Jefferson County employee raises on hold

August 20, 2008|By DAVE McMILLION

CHARLES TOWN, W.Va. -- Tensions continued Tuesday over attempts to give Jefferson County government employees raises when the Jefferson County Commission agreed to delay acting on an Aug. 7 decision to give raises to 26 employees.

The commissioners, with the exception of Commissioner Dale Manuel, decided to delay the action, saying they were unaware of the extent of some salary increases in the plan.

Commissioner Rusty Morgan said during a meeting Tuesday that it initially appeared the raises would cost $146,000.

Now, commissioners say the raises will cost considerably more and Morgan said he wants to make sure the plan is completed correctly.

The commission agreed to put a hold on the raises at least until the regular commission meeting Thursday.

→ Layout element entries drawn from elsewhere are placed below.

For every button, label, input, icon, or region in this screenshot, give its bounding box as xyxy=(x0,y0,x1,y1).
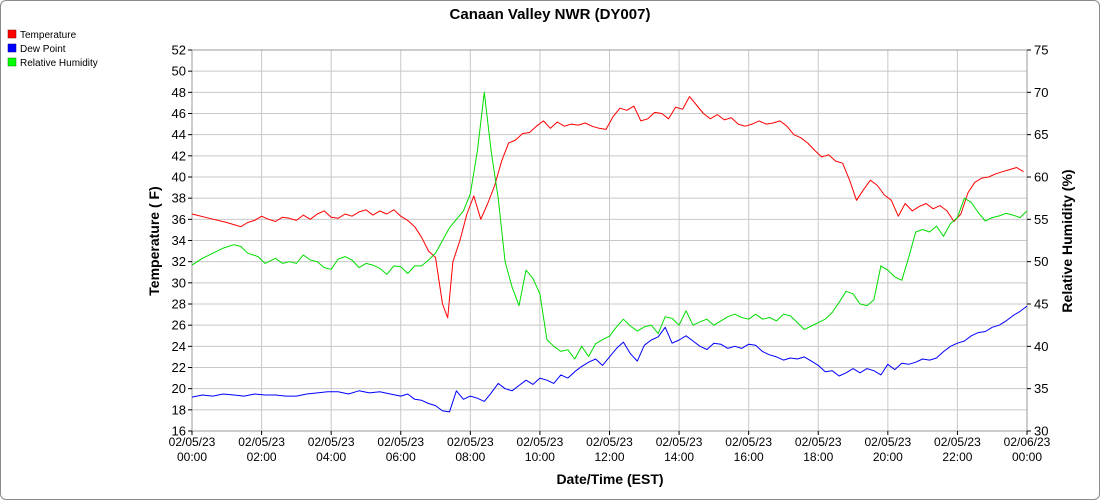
right-y-tick-label: 30 xyxy=(1034,424,1048,439)
legend: Temperature Dew Point Relative Humidity xyxy=(7,29,98,69)
left-y-tick-label: 50 xyxy=(172,64,186,79)
x-tick-time-label: 22:00 xyxy=(942,450,972,464)
right-y-axis-ticks: 30 35 40 45 50 55 60 65 70 75 xyxy=(1027,43,1048,439)
x-tick-date-label: 02/05/23 xyxy=(795,435,842,449)
legend-label-dew-point: Dew Point xyxy=(20,44,66,55)
left-y-tick-label: 28 xyxy=(172,297,186,312)
series-line-temperature xyxy=(191,96,1024,319)
x-tick-date-label: 02/05/23 xyxy=(308,435,355,449)
x-tick-date-label: 02/05/23 xyxy=(238,435,285,449)
x-tick-time-label: 00:00 xyxy=(1012,450,1042,464)
x-tick-time-label: 02:00 xyxy=(247,450,277,464)
legend-swatch-temperature xyxy=(7,29,17,39)
x-tick-time-label: 20:00 xyxy=(873,450,903,464)
x-tick-date-label: 02/05/23 xyxy=(169,435,216,449)
left-y-tick-label: 32 xyxy=(172,254,186,269)
right-y-tick-label: 45 xyxy=(1034,297,1048,312)
legend-swatch-dew-point xyxy=(7,43,17,53)
x-tick-time-label: 04:00 xyxy=(316,450,346,464)
left-y-axis-ticks: 16 18 20 22 24 26 28 30 32 34 36 38 40 42 44 46 48 50 52 xyxy=(172,43,192,439)
x-tick-time-label: 08:00 xyxy=(455,450,485,464)
x-tick-time-label: 10:00 xyxy=(525,450,555,464)
right-y-tick-label: 50 xyxy=(1034,254,1048,269)
right-y-axis-label: Relative Humidity (%) xyxy=(1059,169,1075,312)
left-y-tick-label: 52 xyxy=(172,43,186,58)
left-y-tick-label: 16 xyxy=(172,424,186,439)
x-tick-date-label: 02/05/23 xyxy=(377,435,424,449)
left-y-tick-label: 48 xyxy=(172,85,186,100)
x-tick-time-label: 14:00 xyxy=(664,450,694,464)
series-lines xyxy=(191,91,1028,413)
right-y-tick-label: 35 xyxy=(1034,381,1048,396)
left-y-axis-label: Temperature ( F) xyxy=(146,186,162,295)
right-y-tick-label: 40 xyxy=(1034,339,1048,354)
left-y-tick-label: 42 xyxy=(172,148,186,163)
left-y-tick-label: 18 xyxy=(172,402,186,417)
left-y-tick-label: 44 xyxy=(172,127,186,142)
x-tick-date-label: 02/05/23 xyxy=(864,435,911,449)
left-y-tick-label: 30 xyxy=(172,275,186,290)
x-axis-label: Date/Time (EST) xyxy=(556,471,663,487)
left-y-tick-label: 24 xyxy=(172,339,186,354)
right-y-tick-label: 75 xyxy=(1034,43,1048,58)
x-tick-time-label: 06:00 xyxy=(386,450,416,464)
legend-swatch-relative-humidity xyxy=(7,57,17,67)
left-y-tick-label: 38 xyxy=(172,191,186,206)
gridlines xyxy=(191,49,1028,432)
left-y-tick-label: 34 xyxy=(172,233,186,248)
right-y-tick-label: 70 xyxy=(1034,85,1048,100)
x-tick-date-label: 02/05/23 xyxy=(656,435,703,449)
left-y-tick-label: 36 xyxy=(172,212,186,227)
x-tick-time-label: 16:00 xyxy=(734,450,764,464)
left-y-tick-label: 40 xyxy=(172,170,186,185)
legend-label-temperature: Temperature xyxy=(20,30,77,41)
left-y-tick-label: 20 xyxy=(172,381,186,396)
x-tick-date-label: 02/05/23 xyxy=(517,435,564,449)
right-y-tick-label: 60 xyxy=(1034,170,1048,185)
right-y-tick-label: 55 xyxy=(1034,212,1048,227)
chart-title: Canaan Valley NWR (DY007) xyxy=(450,6,651,23)
right-y-tick-label: 65 xyxy=(1034,127,1048,142)
x-tick-time-label: 12:00 xyxy=(594,450,624,464)
x-tick-time-label: 18:00 xyxy=(803,450,833,464)
x-tick-date-label: 02/05/23 xyxy=(586,435,633,449)
left-y-tick-label: 46 xyxy=(172,106,186,121)
series-line-dew-point xyxy=(191,305,1028,413)
x-tick-date-label: 02/06/23 xyxy=(1004,435,1051,449)
x-tick-date-label: 02/05/23 xyxy=(725,435,772,449)
x-tick-date-label: 02/05/23 xyxy=(447,435,494,449)
left-y-tick-label: 22 xyxy=(172,360,186,375)
x-axis-ticks: 02/05/2300:0002/05/2302:0002/05/2304:000… xyxy=(169,431,1051,464)
legend-label-relative-humidity: Relative Humidity xyxy=(20,58,98,69)
x-tick-time-label: 00:00 xyxy=(177,450,207,464)
x-tick-date-label: 02/05/23 xyxy=(934,435,981,449)
left-y-tick-label: 26 xyxy=(172,318,186,333)
series-line-relative-humidity xyxy=(191,91,1028,360)
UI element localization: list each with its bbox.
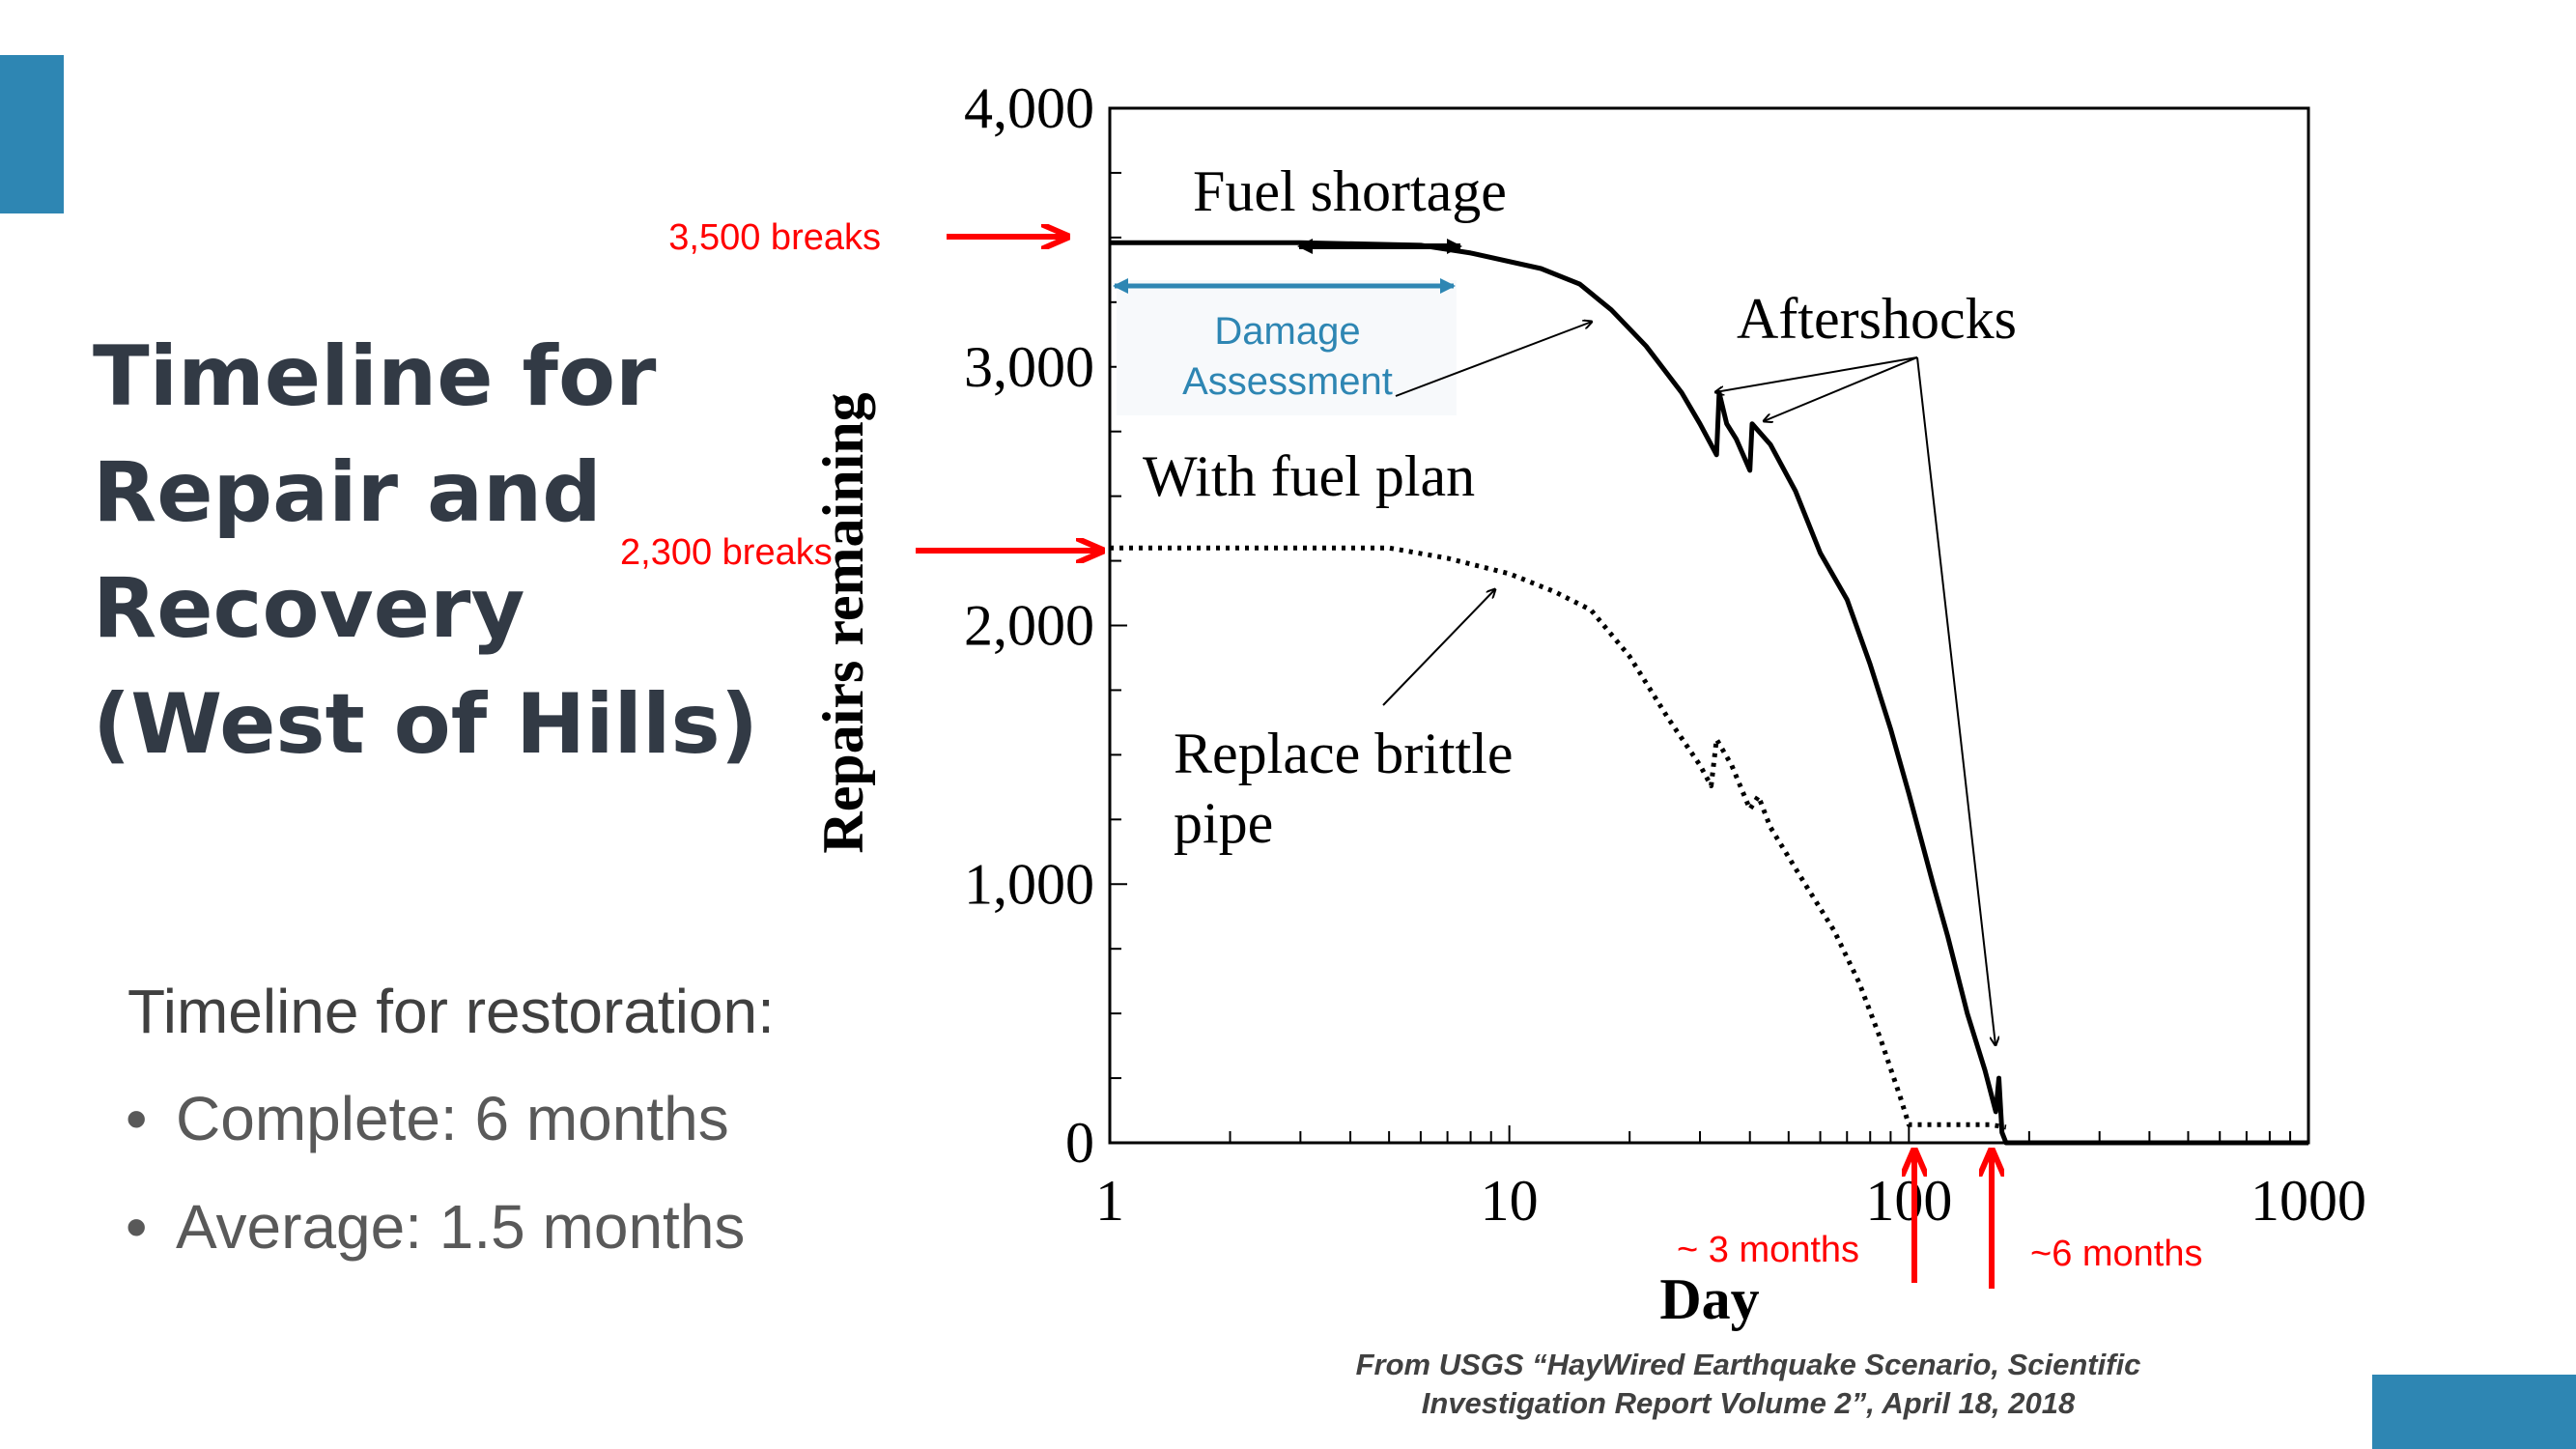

There were pointed exchanges between officials as they argued over how information was distributed about the raises and their costs.

Teresa Hendricks, head of the county's tax department, told the commissioners it is her job to edit payroll checks. Hendricks said she believed there were going to be salary increases in checks and when she noticed there were no increases, she asked a finance official about the situation.


The finance official said the raises had been implemented but they were pulled back when a "certain commissioner" came into the Jefferson County Clerk's office.

Groans went up from a crowd of county employees in attendance at Tuesday's meeting after Hendricks' comments.

"That's silly," said Commissioner Jim Surkamp.

Surkamp did not say it was he who went into the county clerk's office, but he complained about not getting information about the raises.

In a later exchange with County Administrator Leslie Smith, Surkamp said "not a single commissioner" realized Smith was getting a $13,000 raise.

"You'll have to speak for yourself, Mr. Surkamp," Commission President Frances Morgan said.

Raises for employees have been debated for weeks as officials have expressed concerns about some salaries being as low as $21,500.